Two beautiful shots taken by Mary Herne of (L) the sunrise coming up behind Mae Lake, and (R) the shimmering reflection on Mae Lake’s surface at sunrise. No evidence, fortunately, of our inadvertent rule breaking swim. Just beauty.
Day Three: Mae Lake Camp to Sunrise High Sierra Camp, following the original Tioga wagon road to Tanaya Lake, we climbed up the trail on a series of steep switchbacks to Clouds Rest Junction. Other hikers coming the other way assured us we were almost at the top and we must NOT miss taking a cut off west from the junction to a perfect overlook site for lunch. Jim, Mary and I did that and even though we were tired from the climb, were SO glad we did. The overlook provided a dramatic vista of the valley carved by the movement of Tenaya Glacier, formed when a portion of the Tuolomne Glacier overflowed its basin into Tenaya Lake and down Tenaya Canyon. Oohing and Aahing, munching on our peanut butter and jelly sandwiches, we could look out over Half Dome and El Capitan from our perch. Returning to the trail inspired, we hiked the rest of another 10 mile day into Sunrise, a camp Jim and I had stayed at years ago, hiking from Vogelsang High Camp in the other direction.
Each tent cabin has a wood stove and bed space for six, but because several less-intrepid hikers than we had cancelled, we spread ourselves out nightly in two tents and kept cosy over the cold nights.
Jim, Stoking the Wood Stove at Sunrise
Day Four: Sunrise is aptly named as it is situated on the edge of a huge meadow rimmed by peaks, a perfect place to get up early, which Mary and I did by starlight the next morning, the last morning on the trail, to meditate bundled up in parkas, long johns, blankets and booties, and watch in silent awe as the sun slowly lit up the peaks and crest, bringing in warmth and the day.
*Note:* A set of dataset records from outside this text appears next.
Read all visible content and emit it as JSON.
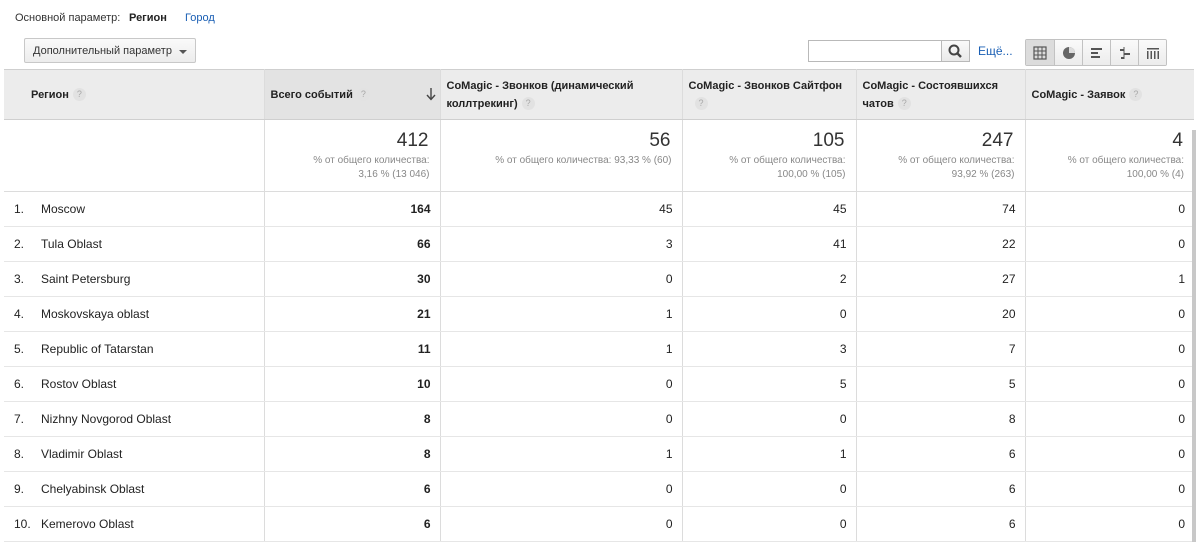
{
  "dimension_bar": {
    "label": "Основной параметр:",
    "selected": "Регион",
    "alternative": "Город"
  },
  "toolbar": {
    "secondary_dimension": "Дополнительный параметр",
    "search_value": "",
    "more_link": "Ещё...",
    "view_icons": [
      "table-view-icon",
      "pie-view-icon",
      "performance-view-icon",
      "comparison-view-icon",
      "pivot-view-icon"
    ]
  },
  "table": {
    "headers": [
      {
        "label": "Регион"
      },
      {
        "label": "Всего событий"
      },
      {
        "label": "CoMagic - Звонков (динамический коллтрекинг)"
      },
      {
        "label": "CoMagic - Звонков Сайтфон"
      },
      {
        "label": "CoMagic - Состоявшихся чатов"
      },
      {
        "label": "CoMagic - Заявок"
      }
    ],
    "totals": [
      {
        "value": "412",
        "line1": "% от общего количества:",
        "line2": "3,16 % (13 046)"
      },
      {
        "value": "56",
        "line1": "% от общего количества: 93,33 % (60)",
        "line2": ""
      },
      {
        "value": "105",
        "line1": "% от общего количества:",
        "line2": "100,00 % (105)"
      },
      {
        "value": "247",
        "line1": "% от общего количества:",
        "line2": "93,92 % (263)"
      },
      {
        "value": "4",
        "line1": "% от общего количества:",
        "line2": "100,00 % (4)"
      }
    ],
    "rows": [
      {
        "index": "1.",
        "name": "Moscow",
        "cells": [
          "164",
          "45",
          "45",
          "74",
          "0"
        ]
      },
      {
        "index": "2.",
        "name": "Tula Oblast",
        "cells": [
          "66",
          "3",
          "41",
          "22",
          "0"
        ]
      },
      {
        "index": "3.",
        "name": "Saint Petersburg",
        "cells": [
          "30",
          "0",
          "2",
          "27",
          "1"
        ]
      },
      {
        "index": "4.",
        "name": "Moskovskaya oblast",
        "cells": [
          "21",
          "1",
          "0",
          "20",
          "0"
        ]
      },
      {
        "index": "5.",
        "name": "Republic of Tatarstan",
        "cells": [
          "11",
          "1",
          "3",
          "7",
          "0"
        ]
      },
      {
        "index": "6.",
        "name": "Rostov Oblast",
        "cells": [
          "10",
          "0",
          "5",
          "5",
          "0"
        ]
      },
      {
        "index": "7.",
        "name": "Nizhny Novgorod Oblast",
        "cells": [
          "8",
          "0",
          "0",
          "8",
          "0"
        ]
      },
      {
        "index": "8.",
        "name": "Vladimir Oblast",
        "cells": [
          "8",
          "1",
          "1",
          "6",
          "0"
        ]
      },
      {
        "index": "9.",
        "name": "Chelyabinsk Oblast",
        "cells": [
          "6",
          "0",
          "0",
          "6",
          "0"
        ]
      },
      {
        "index": "10.",
        "name": "Kemerovo Oblast",
        "cells": [
          "6",
          "0",
          "0",
          "6",
          "0"
        ]
      }
    ]
  }
}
Sad to anticipate parting with our friends and the high Sierras, we set out on our last day’s hike back out to Tuolomne Meadows. It was a gorgeous hike past Cathedral Peak and an opportunity for another beautiful side trip down to picnic on a huge granite outcropping overlooking Lower Cathedral Lake. Switchbacking down the trail back to Tuolomne Meadows, another 10 miler, and we were thrilled to find the bus stop at the trailhead juncture with Tioga Road for the shuttle bus to save us an additional two more miles back to our starting point.
The last night over dinner and breakfast the last morning, we celebrated our friendship, our accomplishments, our courage in not cancelling the trip out of fear of a deer mouse, and our hopes to win the lottery another year for a return journey.